Psychedelics were at the cutting edge of research in the 1950’s and 1960’s. As a result of the counter culture movement and government intervention, the research ended in 1970. It was reactivated in 1991. Subjects with incurable cancer were enrolled in a study where they were given psilocybin and were closely monitored during the experience. According to Bill Richards, psychologist at John Hopkins University “people reported less anxiety, less depression, less preoccupation with pain, closer interpersonal relationships and loss of fear of death.” “From a single experience they changed the way they view themselves and other people in the world.”

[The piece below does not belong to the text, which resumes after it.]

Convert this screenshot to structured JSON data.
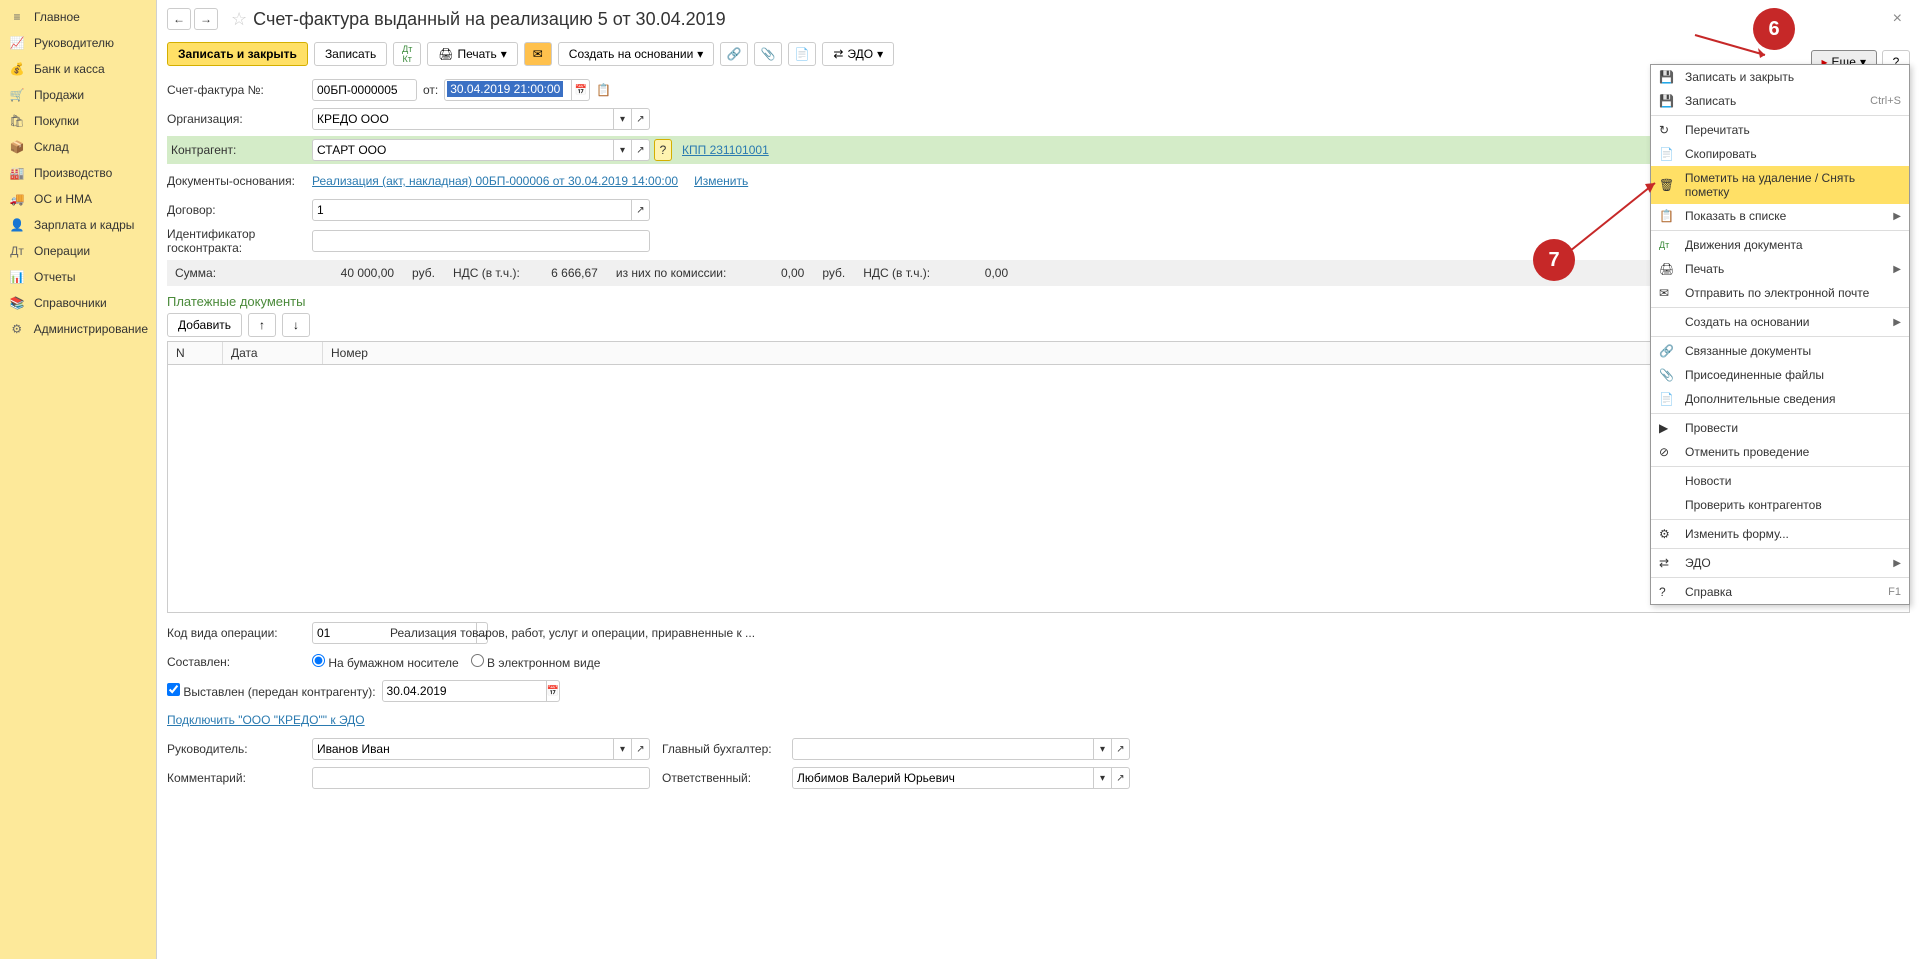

Bowen postulated his system theory “on the assumption that the human is a product of evolution and that human behavior is significantly regulated by the same natural processes that regulate the behavior of all other living things.” “It assumes “that homo sapiens is far more like other life forms than different from them.” (Kerr). This documentary described how fungi contribute to birth and regeneration of nature’s life cycle. Fungi decompose organisms, and by moving these nutrients back into the soil they regenerate life. They are learning organisms that share and store knowledge. They produce enzymes that engage in chemical warfare to fight off competition for food and fight off bacteria and viruses. They form large networks(mycelium) that allow plants to communicate with each other. These are some of the features in nature that resemble human behavior.

Kerr, M.E. & Bowen, M. Family Evaluation: An approach based on Bowen Theory. New York: W.W. Norton, 1988, p,3.